I spent over a month living in Taipei recently to learn about the culture and experience what life was like. This followed some time in Singapore and Thailand. During each trip I spent some time visiting labyrinths. Here are the first 2 trips:

Visiting a Labyrinth and some Mazes in Singapore

Visiting Labyrinths in Chiang Mai, Thailand

And so during my stay Taipei trip I took a mini trip to the Zhongshan District of the city to visit a garden maze ! Let’s see what I found.


The Trip - Garden Maze in the Xinsheng Park Area of Taipei Expo Park

Location:

No. 105號, Section 3, Xinsheng N Rd, Zhongshan District, Taipei City, 10491

How to get there: Take the metro, either the red or yellow, but I prefer the red line to the Yuanshan station. (yellow would be the Zhongshan Elementary School station). Both require a 16-18 minute walk but from Yuanshan station you get to walk through the Yuanshan Park next to the Expo Dome and I think that is worth it rather than walking thru the city the whole way from the other stop.

When you arrive at the SW corner of main park you will walk into a large Rose Garden full of places to visit and relax and many wonderful flowers. Here is the map you will see as you enter. Lots of green space and places to sit and relax, or get some exercise.

Xinsheng Park Map - Taipei

Make your way to the end of the garden before turning right to visit the Garden Maze. You could cut over earlier and see the side of the maze, but there is no entrance on that side and you’ll miss all the wonderful flowers. You’ll find a series of signs along the way - the first tells you are on the right path, the second gives information about the maze, and the third is of a map of the maze just before you enter.

The informational sign could use but cleaning but reads:

The garden maze is actually comprised of 5 mazes that together form the Chinese Eight Trigrams. The taller outer maze, for adults, has hedges with weeping figs; the shorter inner maze, for children, has hedges or orchid trees. Each maze poses it’s own challenge; make your way to the center and you will find totems of cities, flowers. birds, beasts and ants!
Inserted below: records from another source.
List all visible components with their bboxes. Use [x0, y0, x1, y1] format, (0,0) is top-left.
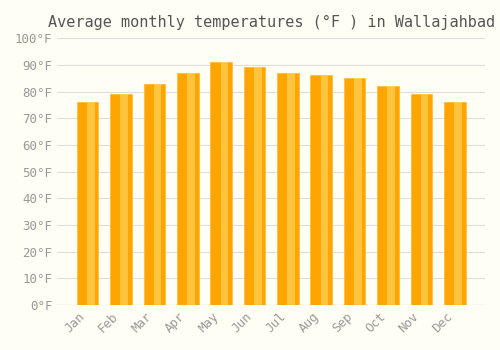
Bar: [144, 84, 165, 305]
Bar: [154, 84, 162, 305]
Bar: [244, 68, 266, 305]
Bar: [410, 94, 432, 305]
Bar: [120, 94, 128, 305]
Bar: [187, 73, 195, 305]
Bar: [277, 73, 298, 305]
Title: Average monthly temperatures (°F ) in Wallajahbad: Average monthly temperatures (°F ) in Wa…: [48, 15, 494, 30]
Bar: [77, 102, 98, 305]
Bar: [110, 94, 132, 305]
Bar: [220, 62, 228, 305]
Bar: [421, 94, 428, 305]
Bar: [254, 68, 262, 305]
Bar: [377, 86, 399, 305]
Bar: [344, 78, 366, 305]
Bar: [210, 62, 232, 305]
Bar: [310, 76, 332, 305]
Bar: [177, 73, 199, 305]
Bar: [454, 102, 462, 305]
Bar: [87, 102, 94, 305]
Bar: [354, 78, 362, 305]
Bar: [444, 102, 466, 305]
Bar: [320, 76, 328, 305]
Bar: [388, 86, 395, 305]
Bar: [288, 73, 295, 305]
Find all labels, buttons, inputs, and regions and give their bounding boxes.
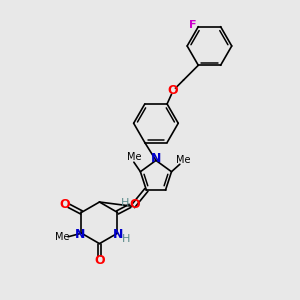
Text: H: H [122, 234, 130, 244]
Text: N: N [151, 152, 161, 165]
Text: O: O [168, 84, 178, 97]
Text: F: F [189, 20, 197, 30]
Text: Me: Me [56, 232, 70, 242]
Text: Me: Me [127, 152, 141, 162]
Text: O: O [59, 198, 70, 211]
Text: H: H [121, 198, 129, 208]
Text: N: N [75, 228, 86, 241]
Text: Me: Me [176, 154, 190, 164]
Text: O: O [94, 254, 105, 267]
Text: O: O [129, 198, 140, 211]
Text: N: N [113, 228, 124, 241]
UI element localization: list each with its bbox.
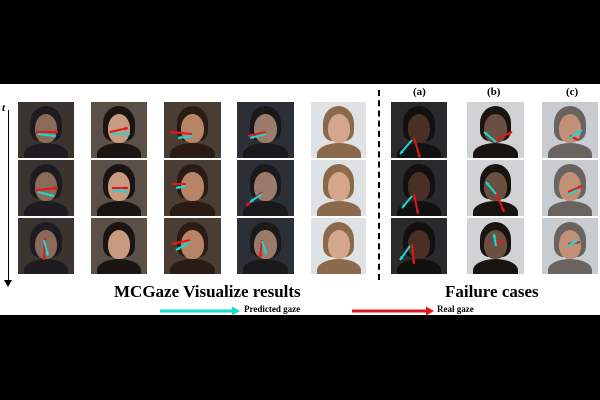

Cool, so what are the Chinese Eight Trigrams you might be asking ? Well, I’ll let you read that on your own.

And now the maze. Entrances/Exits to the outside portions of the maze feature large hedge doors and are easy to spot even while inside the maze. Pathways are made of gravel and the hedges are a medium width apart. There are large stones scattered in dead ends with inscriptions (some very worn and faded) in Chinese. And the destinations of the outside mazes feature a mosaic in the center (2 shown below). Nothing complicated here as far as getting lost. The center kids maze looks great and the low hedges make it very simple.

Overall it was a nice trip. The maze is a quick visit, but the surrounding park and rose garden make it worth a visit. Oh, and it is next to the downtown airport so at some point you will have a huge plane flying overhead lower than you expect it !!

I suggest you combine this with a trip to one of the nearby museums/attractions.